« Si j’ai accepté de quitter Kayes (région Ouest) et venir jusqu’à Bamako pour exposer mon savoir-faire, c’est pour montrer à tous les handicapés du Mali que nous, handicapés avons aussi des talents que nous devons accepter d’exploiter », lance avec un brin de fierté, Abi Djarra, une mère de 44 ans, spécialisée dans l’industrie de l’alimentation depuis son adolescence.
Être handicapés, n’est pas un obstacle au travail
A Bamako et dans presque toutes les villes du Mali, il n’est pas rare de voir des handicapés faire la manche à des carrefours ou des coins de rues. Seules dans des fauteuils roulant ou à même le sol, un récipient en main, accompagnées d’un proche ou non, « ces personnes handicapées donnent une image que nous voulons changer par le travail que nous faisons », espère Abi Djarra, évoquant sa propre expérience.
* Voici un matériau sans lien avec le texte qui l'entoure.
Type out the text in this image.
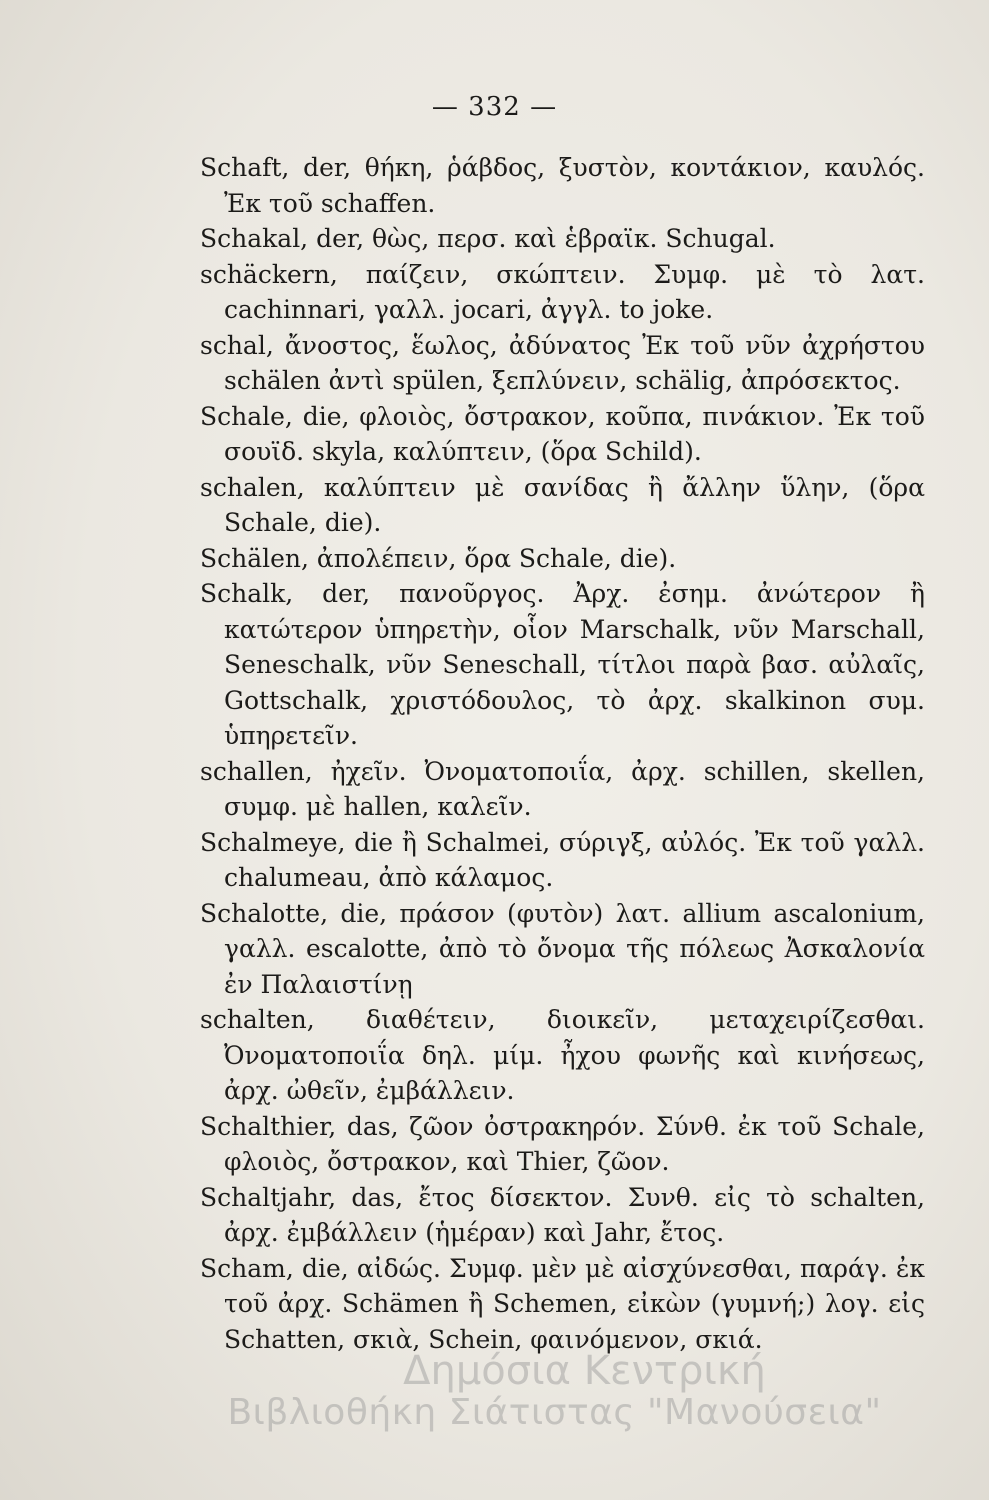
— 332 —

Schaft, der, θήκη, ῥάβδος, ξυστὸν, κοντάκιον, καυλός. Ἐκ τοῦ schaffen.

Schakal, der, θὼς, περσ. καὶ ἑβραϊκ. Schugal.

schäckern, παίζειν, σκώπτειν. Συμφ. μὲ τὸ λατ. cachinnari, γαλλ. jocari, ἀγγλ. to joke.

schal, ἄνοστος, ἕωλος, ἀδύνατος Ἐκ τοῦ νῦν ἀχρήστου schälen ἀντὶ spülen, ξεπλύνειν, schälig, ἀπρόσεκτος.

Schale, die, φλοιὸς, ὄστρακον, κοῦπα, πινάκιον. Ἐκ τοῦ σουϊδ. skyla, καλύπτειν, (ὅρα Schild).

schalen, καλύπτειν μὲ σανίδας ἢ ἄλλην ὕλην, (ὅρα Schale, die).

Schälen, ἀπολέπειν, ὅρα Schale, die).

Schalk, der, πανοῦργος. Ἀρχ. ἐσημ. ἀνώτερον ἢ κατώτερον ὑπηρετὴν, οἷον Marschalk, νῦν Marschall, Seneschalk, νῦν Seneschall, τίτλοι παρὰ βασ. αὐλαῖς, Gottschalk, χριστόδουλος, τὸ ἀρχ. skalkinon συμ. ὑπηρετεῖν.

schallen, ἠχεῖν. Ὀνοματοποιΐα, ἀρχ. schillen, skellen, συμφ. μὲ hallen, καλεῖν.

Schalmeye, die ἢ Schalmei, σύριγξ, αὐλός. Ἐκ τοῦ γαλλ. chalumeau, ἀπὸ κάλαμος.

Schalotte, die, πράσον (φυτὸν) λατ. allium ascalonium, γαλλ. escalotte, ἀπὸ τὸ ὄνομα τῆς πόλεως Ἀσκαλονία ἐν Παλαιστίνῃ

schalten, διαθέτειν, διοικεῖν, μεταχειρίζεσθαι. Ὀνοματοποιΐα δηλ. μίμ. ἦχου φωνῆς καὶ κινήσεως, ἀρχ. ὠθεῖν, ἐμβάλλειν.

Schalthier, das, ζῶον ὀστρακηρόν. Σύνθ. ἐκ τοῦ Schale, φλοιὸς, ὄστρακον, καὶ Thier, ζῶον.

Schaltjahr, das, ἔτος δίσεκτον. Συνθ. εἰς τὸ schalten, ἀρχ. ἐμβάλλειν (ἡμέραν) καὶ Jahr, ἔτος.

Scham, die, αἰδώς. Συμφ. μὲν μὲ αἰσχύνεσθαι, παράγ. ἐκ τοῦ ἀρχ. Schämen ἢ Schemen, εἰκὼν (γυμνή;) λογ. εἰς Schatten, σκιὰ, Schein, φαινόμενον, σκιά.

Δημόσια Κεντρική
Βιβλιοθήκη Σιάτιστας "Μανούσεια"
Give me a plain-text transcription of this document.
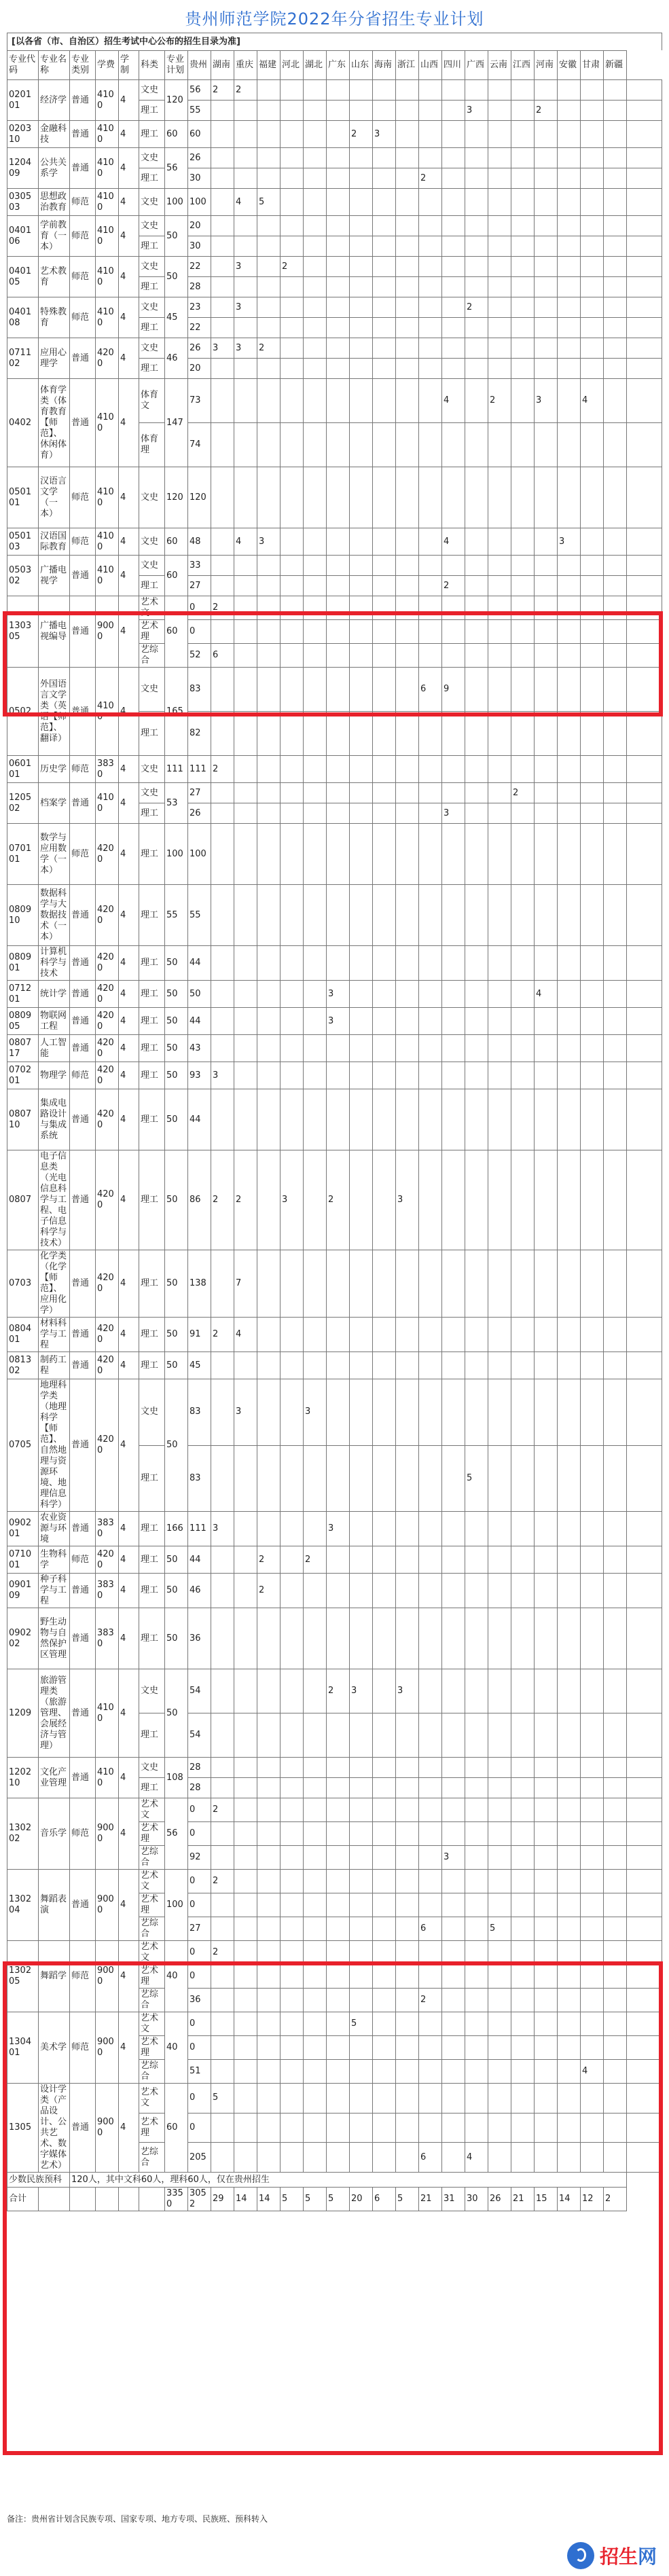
贵州师范学院2022年分省招生专业计划
[以各省（市、自治区）招生考试中心公布的招生目录为准]
专业代码	专业名称	专业类别	学费	学制	科类	专业计划	贵州	湖南	重庆	福建	河北	湖北	广东	山东	海南	浙江	山西	四川	广西	云南	江西	河南	安徽	甘肃	新疆	
020101	经济学	普通	4100	4	文史	120	56	2	2																	
					理工		55												3			2				
020310	金融科技	普通	4100	4	理工	60	60							2	3											
120409	公共关系学	普通	4100	4	文史	56	26																			
					理工		30										2									
030503	思想政治教育	师范	4100	4	文史	100	100		4	5																
040106	学前教育（一本）	师范	4100	4	文史	50	20																			
					理工		30																			
040105	艺术教育	师范	4100	4	文史	50	22		3		2															
					理工		28																			
040108	特殊教育	师范	4100	4	文史	45	23		3										2							
					理工		22																			
071102	应用心理学	普通	4200	4	文史	46	26	3	3	2																
					理工		20																			
0402	体育学类（体育教育【师范】、休闲体育）	普通	4100	4	体育文	147	73											4		2		3		4		
					体育理		74																			
050101	汉语言文学（一本）	师范	4100	4	文史	120	120																			
050103	汉语国际教育	师范	4100	4	文史	60	48		4	3								4					3			
050302	广播电视学	普通	4100	4	文史	60	33																			
					理工		27											2								
130305	广播电视编导	普通	9000	4	艺术文	60	0	2																		
					艺术理		0																			
					艺综合		52	6																		
0502	外国语言文学类（英语【师范】、翻译）	普通	4100	4	文史	165	83										6	9								
					理工		82																			
060101	历史学	师范	3830	4	文史	111	111	2																		
120502	档案学	普通	4100	4	文史	53	27														2					
					理工		26											3								
070101	数学与应用数学（一本）	师范	4200	4	理工	100	100																			
080910	数据科学与大数据技术（一本）	普通	4200	4	理工	55	55																			
080901	计算机科学与技术	普通	4200	4	理工	50	44																			
071201	统计学	普通	4200	4	理工	50	50						3									4				
080905	物联网工程	普通	4200	4	理工	50	44						3													
080717	人工智能	普通	4200	4	理工	50	43																			
070201	物理学	师范	4200	4	理工	50	93	3																		
080710	集成电路设计与集成系统	普通	4200	4	理工	50	44																			
0807	电子信息类（光电信息科学与工程、电子信息科学与技术）	普通	4200	4	理工	50	86	2	2		3		2			3										
0703	化学类（化学【师范】、应用化学）	普通	4200	4	理工	50	138		7																	
080401	材料科学与工程	普通	4200	4	理工	50	91	2	4																	
081302	制药工程	普通	4200	4	理工	50	45																			
0705	地理科学类（地理科学【师范】、自然地理与资源环境、地理信息科学）	普通	4200	4	文史	50	83		3			3														
					理工		83												5							
090201	农业资源与环境	普通	3830	4	理工	166	111	3					3													
071001	生物科学	师范	4200	4	理工	50	44			2		2														
090109	种子科学与工程	普通	3830	4	理工	50	46			2																
090202	野生动物与自然保护区管理	普通	3830	4	理工	50	36																			
1209	旅游管理类（旅游管理、会展经济与管理）	普通	4100	4	文史	50	54						2	3		3										
					理工		54																			
120210	文化产业管理	普通	4100	4	文史	108	28																			
					理工		28																			
130202	音乐学	师范	9000	4	艺术文	56	0	2																		
					艺术理		0																			
					艺综合		92											3								
130204	舞蹈表演	普通	9000	4	艺术文	100	0	2																		
					艺术理		0																			
					艺综合		27										6			5						
130205	舞蹈学	师范	9000	4	艺术文	40	0	2																		
					艺术理		0																			
					艺综合		36										2									
130401	美术学	师范	9000	4	艺术文	40	0							5												
					艺术理		0																			
					艺综合		51																	4		
1305	设计学类（产品设计、公共艺术、数字媒体艺术）	普通	9000	4	艺术文	60	0	5																		
					艺术理		0																			
					艺综合		205										6		4							
少数民族预科		120人，其中文科60人，理科60人，仅在贵州招生																								
合计						3350	3052	29	14	14	5	5	5	20	6	5	21	31	30	26	21	15	14	12	2	
备注：贵州省计划含民族专项、国家专项、地方专项、民族班、预科转入
招生网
Handicapée moteur à l’enfance du fait de la poliomyélite, cette mère d’une fille et mariée, a « décidé de surmonter (son) état physique pour (s) ‘inscrire à la Fédération régionale des personnes handicapées de Kayes, où (elle a) suivi des formations pratiques de plusieurs mois, dans la confection et la conservation des aliments », explique-t-elle.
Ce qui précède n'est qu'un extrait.